MiCA stringe la morsa su USDT in Europa... ma a nessun altro importa

MagazinePubblicato20 ago 2026

USDT sta scomparendo dalle piattaforme europee regolamentate, ma ci sono pochi segnali che ciò abbia indebolito la domanda globale di Tether.

La stretta europea su USDT di Tether entra in una nuova fase.

Quando Revolut ha comunicato agli utenti europei che avrebbe rimosso USDT dopo il 31 agosto, è diventata l’ennesima piattaforma europea a limitare l’accesso alla più grande stablecoin del mondo, mentre le aziende si adeguano ai requisiti del regolamento europeo sui mercati delle cripto-attività (MiCA).

Le regole di MiCA sulle stablecoin sono state introdotte gradualmente in vigore dal 2024, e il periodo di transizione a livello europeo è terminato il 1° luglio, aumentando ulteriormente la pressione sulle piattaforme affinché rimuovano i token che non rispettano le regole.

Eppure, secondo Artemis Analytics, il fatto che Tether sia stata estromessa da un mercato importante ha mostrato pochi segnali di innescare un cambiamento significativo nell’attività di USDT. Alex Weseley, ricercatore e responsabile dei dati, ha dichiarato a Magazine:

“I dati non indicano alcun cambiamento rilevabile nell’offerta o nella domanda di USDT direttamente attribuibile all’entrata in vigore di MiCA in Europa… MiCA non ha innescato una migrazione significativa verso altri exchange o blockchain.”

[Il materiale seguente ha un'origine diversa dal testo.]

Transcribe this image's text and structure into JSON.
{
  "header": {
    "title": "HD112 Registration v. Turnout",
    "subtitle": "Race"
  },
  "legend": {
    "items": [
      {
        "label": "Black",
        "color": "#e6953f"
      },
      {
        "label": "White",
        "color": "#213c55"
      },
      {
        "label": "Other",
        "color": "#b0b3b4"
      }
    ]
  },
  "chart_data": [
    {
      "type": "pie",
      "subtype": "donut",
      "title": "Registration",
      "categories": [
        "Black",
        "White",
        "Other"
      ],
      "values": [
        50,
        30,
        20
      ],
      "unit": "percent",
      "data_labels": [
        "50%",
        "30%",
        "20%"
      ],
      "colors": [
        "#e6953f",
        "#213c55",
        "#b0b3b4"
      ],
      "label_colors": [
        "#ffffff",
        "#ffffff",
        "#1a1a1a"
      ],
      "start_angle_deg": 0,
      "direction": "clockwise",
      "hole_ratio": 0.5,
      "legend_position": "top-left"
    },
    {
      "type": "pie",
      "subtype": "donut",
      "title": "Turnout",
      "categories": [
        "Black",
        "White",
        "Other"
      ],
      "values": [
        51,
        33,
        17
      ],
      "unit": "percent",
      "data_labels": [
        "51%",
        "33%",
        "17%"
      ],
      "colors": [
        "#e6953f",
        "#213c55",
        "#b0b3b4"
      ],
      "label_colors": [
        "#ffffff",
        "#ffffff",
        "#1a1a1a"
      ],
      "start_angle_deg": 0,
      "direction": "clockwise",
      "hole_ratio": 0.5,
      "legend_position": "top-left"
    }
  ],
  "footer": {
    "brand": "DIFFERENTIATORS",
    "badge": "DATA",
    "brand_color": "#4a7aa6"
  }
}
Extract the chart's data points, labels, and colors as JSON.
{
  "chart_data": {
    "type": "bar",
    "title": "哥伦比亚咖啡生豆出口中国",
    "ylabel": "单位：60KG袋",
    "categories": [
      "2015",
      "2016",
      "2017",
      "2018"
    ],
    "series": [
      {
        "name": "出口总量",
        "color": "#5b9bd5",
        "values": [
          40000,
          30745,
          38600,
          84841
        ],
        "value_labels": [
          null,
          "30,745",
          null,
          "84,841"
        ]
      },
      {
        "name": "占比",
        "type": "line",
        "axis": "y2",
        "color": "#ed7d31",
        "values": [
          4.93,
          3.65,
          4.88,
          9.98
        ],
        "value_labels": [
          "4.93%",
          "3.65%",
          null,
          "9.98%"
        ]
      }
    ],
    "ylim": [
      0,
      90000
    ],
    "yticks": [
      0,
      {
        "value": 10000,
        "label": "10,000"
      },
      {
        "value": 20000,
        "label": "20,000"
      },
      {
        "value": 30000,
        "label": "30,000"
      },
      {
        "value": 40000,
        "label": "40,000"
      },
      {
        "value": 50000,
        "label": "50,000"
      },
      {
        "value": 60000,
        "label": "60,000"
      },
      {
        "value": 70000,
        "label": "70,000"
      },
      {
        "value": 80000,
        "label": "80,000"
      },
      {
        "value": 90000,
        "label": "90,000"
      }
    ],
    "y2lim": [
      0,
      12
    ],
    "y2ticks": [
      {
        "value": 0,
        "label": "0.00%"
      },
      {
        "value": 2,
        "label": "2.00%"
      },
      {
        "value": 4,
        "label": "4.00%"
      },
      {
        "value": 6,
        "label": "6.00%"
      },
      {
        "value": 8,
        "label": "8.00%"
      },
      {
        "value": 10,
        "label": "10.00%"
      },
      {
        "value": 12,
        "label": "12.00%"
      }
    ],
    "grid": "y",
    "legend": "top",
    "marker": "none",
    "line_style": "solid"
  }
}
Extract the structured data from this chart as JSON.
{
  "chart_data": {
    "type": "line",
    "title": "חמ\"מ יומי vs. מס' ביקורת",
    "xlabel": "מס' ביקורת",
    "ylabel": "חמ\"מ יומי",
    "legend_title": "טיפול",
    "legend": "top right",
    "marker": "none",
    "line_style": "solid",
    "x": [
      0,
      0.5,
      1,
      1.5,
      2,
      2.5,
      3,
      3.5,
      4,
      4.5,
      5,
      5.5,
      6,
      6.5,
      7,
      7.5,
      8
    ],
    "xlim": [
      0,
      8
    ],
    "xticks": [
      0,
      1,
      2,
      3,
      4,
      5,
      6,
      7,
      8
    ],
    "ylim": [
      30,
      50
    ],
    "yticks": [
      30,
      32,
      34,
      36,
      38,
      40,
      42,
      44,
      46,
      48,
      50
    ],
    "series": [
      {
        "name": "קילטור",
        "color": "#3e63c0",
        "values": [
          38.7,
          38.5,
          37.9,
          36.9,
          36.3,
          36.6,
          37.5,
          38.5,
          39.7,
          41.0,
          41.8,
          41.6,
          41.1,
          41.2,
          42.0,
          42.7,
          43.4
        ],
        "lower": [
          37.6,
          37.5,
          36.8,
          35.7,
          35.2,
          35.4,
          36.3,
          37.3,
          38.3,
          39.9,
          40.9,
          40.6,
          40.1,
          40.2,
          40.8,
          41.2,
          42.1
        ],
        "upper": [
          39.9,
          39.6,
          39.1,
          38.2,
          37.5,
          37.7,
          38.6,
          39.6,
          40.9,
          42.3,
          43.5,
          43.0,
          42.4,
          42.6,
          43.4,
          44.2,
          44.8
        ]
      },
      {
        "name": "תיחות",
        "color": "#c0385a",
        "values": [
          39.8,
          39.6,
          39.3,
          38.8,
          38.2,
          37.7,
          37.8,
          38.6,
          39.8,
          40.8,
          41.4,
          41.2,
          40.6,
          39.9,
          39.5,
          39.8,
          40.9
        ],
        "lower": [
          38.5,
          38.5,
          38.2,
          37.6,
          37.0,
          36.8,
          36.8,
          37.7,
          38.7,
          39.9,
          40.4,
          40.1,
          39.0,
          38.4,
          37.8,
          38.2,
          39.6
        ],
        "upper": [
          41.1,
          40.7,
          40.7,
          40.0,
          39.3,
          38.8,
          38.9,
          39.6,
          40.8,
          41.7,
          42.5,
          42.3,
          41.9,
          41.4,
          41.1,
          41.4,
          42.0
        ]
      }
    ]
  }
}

Perché, dunque, la domanda di Tether sta resistendo così bene?

Le stablecoin diventano infrastruttura finanziaria

Un motivo per cui la domanda di USDT si sta dimostrando resiliente è che le stablecoin ancorate al dollaro vengono utilizzate per scopi che vanno oltre il trading o il risparmio in altre aree del mondo.

In Argentina, per esempio, un Paese da sempre ossessionato dall’idea di infilare i dollari sotto il materasso e conservare la ricchezza al di fuori del sistema finanziario tradizionale, l’attività sulle stablecoin ha continuato a crescere anche se le restrizioni sull’ accesso a dollari statunitensi veri e propri si sono allentate.

Quota dell’offerta di USDT per blockchain nei momenti chiave di MiCA. Fonte: Artemis.

Lemon, una piattaforma argentina di criptovalute e servizi finanziari, ha elaborato 9,3 miliardi di dollari di volume totale nel 2025, in aumento del 60% rispetto all’anno precedente. Gli utenti che effettuano transazioni sono cresciuti del 70%, arrivando a quasi 1,8 milioni, mentre il volume delle stablecoin è aumentato del 45% su base annua.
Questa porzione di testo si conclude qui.